Nowe chmury także zostały dostrzeżone na Czerwonej Planecie przez łazik Curiosity, wcześniej w tym roku, a dokładniej mówiąc w marcu. Te, widoczne na poniższym kompozytowym zdjęciu (powstałym z 21 zdjęć uchwyconych przez łazika), powstają w marsjańskiej atmosferze wcześniej (w skali marsjańskiego roku) niż inne, dlatego NASA określa je „wczesnymi”. Co ciekawe, znajdują się one w marsjańskiej atmosferze wyżej niż inne typy chmur. Ma to duże znaczenie, bowiem jest to związane z ich składem.
Suchy lód a wodny lód
Jak wyjaśnia NASA, większość marsjańskich chmur znajduje się w atmosferze na wysokości 60 kilometrów i składa się z wodnego lodu. Chmury, które można podziwiać na najnowszych zdjęciach Curiosity położone są jednak wyżej (NASA tej wysokości nie sprecyzowała), gdzie jest też zimniej. Zatem, te najprawdopodobniej tworzy zamarznięty dwutlenek węgla, czyli tak zwany suchy lód.

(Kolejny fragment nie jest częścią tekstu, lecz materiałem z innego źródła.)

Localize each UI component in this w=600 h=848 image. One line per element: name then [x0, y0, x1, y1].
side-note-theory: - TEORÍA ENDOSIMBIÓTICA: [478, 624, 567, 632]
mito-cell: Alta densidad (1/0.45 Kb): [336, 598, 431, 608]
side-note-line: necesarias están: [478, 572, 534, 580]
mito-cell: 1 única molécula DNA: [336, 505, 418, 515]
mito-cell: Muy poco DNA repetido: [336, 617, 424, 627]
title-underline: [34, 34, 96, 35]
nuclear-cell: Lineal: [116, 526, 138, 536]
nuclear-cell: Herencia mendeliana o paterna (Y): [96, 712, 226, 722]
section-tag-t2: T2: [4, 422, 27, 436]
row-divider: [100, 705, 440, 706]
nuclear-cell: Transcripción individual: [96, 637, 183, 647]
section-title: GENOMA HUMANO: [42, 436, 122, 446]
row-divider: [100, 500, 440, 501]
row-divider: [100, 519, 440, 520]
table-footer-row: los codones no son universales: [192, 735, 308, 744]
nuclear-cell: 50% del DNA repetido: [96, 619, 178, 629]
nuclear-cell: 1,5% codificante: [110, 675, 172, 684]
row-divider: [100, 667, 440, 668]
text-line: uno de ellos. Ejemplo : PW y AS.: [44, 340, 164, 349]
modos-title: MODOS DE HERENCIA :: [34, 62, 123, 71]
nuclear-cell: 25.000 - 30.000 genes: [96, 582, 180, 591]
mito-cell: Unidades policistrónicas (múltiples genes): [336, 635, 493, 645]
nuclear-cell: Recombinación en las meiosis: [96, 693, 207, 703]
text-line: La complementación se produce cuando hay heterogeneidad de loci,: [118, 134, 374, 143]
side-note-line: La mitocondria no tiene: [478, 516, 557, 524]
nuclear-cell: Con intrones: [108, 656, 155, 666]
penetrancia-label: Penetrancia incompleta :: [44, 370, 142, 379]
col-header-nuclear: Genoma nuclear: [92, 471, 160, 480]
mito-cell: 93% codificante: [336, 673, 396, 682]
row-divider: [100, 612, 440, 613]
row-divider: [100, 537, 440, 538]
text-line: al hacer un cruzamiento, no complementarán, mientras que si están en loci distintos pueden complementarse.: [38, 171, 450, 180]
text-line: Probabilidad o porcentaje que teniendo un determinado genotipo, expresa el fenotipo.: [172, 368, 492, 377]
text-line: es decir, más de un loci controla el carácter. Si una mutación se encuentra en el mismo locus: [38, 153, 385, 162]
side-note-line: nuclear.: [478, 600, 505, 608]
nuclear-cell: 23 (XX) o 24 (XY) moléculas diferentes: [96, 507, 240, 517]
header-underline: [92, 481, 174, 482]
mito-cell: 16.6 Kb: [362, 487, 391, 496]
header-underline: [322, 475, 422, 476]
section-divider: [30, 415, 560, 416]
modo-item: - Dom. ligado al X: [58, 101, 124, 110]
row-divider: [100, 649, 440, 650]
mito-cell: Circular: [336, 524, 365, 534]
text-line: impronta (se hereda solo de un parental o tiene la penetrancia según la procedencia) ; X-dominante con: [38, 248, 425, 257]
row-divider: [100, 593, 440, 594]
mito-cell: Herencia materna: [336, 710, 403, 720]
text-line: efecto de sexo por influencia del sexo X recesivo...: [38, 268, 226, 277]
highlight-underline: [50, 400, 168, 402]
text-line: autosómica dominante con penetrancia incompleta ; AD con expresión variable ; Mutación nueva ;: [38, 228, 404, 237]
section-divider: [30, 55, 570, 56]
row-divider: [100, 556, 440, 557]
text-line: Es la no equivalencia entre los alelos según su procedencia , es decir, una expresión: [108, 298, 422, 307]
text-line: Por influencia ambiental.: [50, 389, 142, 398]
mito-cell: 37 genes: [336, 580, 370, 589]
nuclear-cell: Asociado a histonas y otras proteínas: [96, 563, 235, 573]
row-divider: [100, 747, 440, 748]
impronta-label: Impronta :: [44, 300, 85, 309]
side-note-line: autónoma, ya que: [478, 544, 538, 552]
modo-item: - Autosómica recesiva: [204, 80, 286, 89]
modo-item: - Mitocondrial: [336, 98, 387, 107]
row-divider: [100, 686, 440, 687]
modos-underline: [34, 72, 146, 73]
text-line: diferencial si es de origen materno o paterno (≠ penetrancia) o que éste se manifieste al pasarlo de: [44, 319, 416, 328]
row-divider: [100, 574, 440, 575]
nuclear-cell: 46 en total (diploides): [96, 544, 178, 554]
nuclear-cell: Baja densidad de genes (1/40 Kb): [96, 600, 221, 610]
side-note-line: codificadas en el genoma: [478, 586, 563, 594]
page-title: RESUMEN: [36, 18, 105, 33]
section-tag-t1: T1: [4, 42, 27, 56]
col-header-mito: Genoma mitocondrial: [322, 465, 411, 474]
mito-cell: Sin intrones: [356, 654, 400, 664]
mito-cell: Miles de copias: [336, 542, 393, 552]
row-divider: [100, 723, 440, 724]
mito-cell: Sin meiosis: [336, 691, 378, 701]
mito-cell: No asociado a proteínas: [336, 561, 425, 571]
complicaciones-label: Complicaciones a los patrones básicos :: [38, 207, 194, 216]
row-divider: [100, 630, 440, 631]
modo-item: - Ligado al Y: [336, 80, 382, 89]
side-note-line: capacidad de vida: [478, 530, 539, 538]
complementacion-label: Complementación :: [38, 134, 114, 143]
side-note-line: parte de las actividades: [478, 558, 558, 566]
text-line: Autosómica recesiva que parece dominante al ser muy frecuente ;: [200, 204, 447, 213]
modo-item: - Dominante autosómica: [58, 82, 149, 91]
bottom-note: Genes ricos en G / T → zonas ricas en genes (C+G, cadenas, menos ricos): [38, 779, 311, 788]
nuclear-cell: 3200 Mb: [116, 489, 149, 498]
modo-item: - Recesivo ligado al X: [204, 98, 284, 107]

„Naukowcy szukają subtelnych wskazówek, aby ustalić wysokość, na której znajdują się chmury. Potrzeba dalszych analiz, aby z pewnością stwierdzić, które z ostatnich zdjęć Curiosity przedstawiają chmury składające się z wodnego lodu, a które z suchego lodu.”, informuje NASA.
Chmury, które błyszczą
Drobne, pofalowane struktury omawianych marsjańskich chmur są doskonale widoczne na czarno-białych zdjęciach wykonanych przez Curiosity. Z drugiej strony, na zdjęciach kolorowych niektóre z nich dosłownie błyszczą. Gdy łazik uchwycił je po zachodzie słońca, ich kryształy lodu wychwytywały gasnące światło, powodując, że zdawały się świecić na tle ciemniejącego nieba. Te ciemniały, gdy Słońce obniżało się na niebie poniżej ich poziomu – między innymi dzięki temu naukowcy byli w stanie w przybliżeniu określić ich wysokość w atmosferze.
Błyszczące chmury sfotografowane przez Curiosity na Marsie 5 marca. | Źródło: NASA/JPL-Caltech/MSSS
Z pomocą powyższych zdjęć łazik Curiosity pokazał, że Mars jest jeszcze bardziej zadziwiającą i piękniejszą planetą, niż ktokolwiek przypuszczał. Ciekawe czego ten weteran jeszcze zdoła dokonać podczas swojej misji. Tak, NASA ma już na Czerwonej Planecie nowsze maszyny – łazika Perseverance i helikopter Ingenuity, ale o mimo to nie powinniśmy o Curiosity zapominać.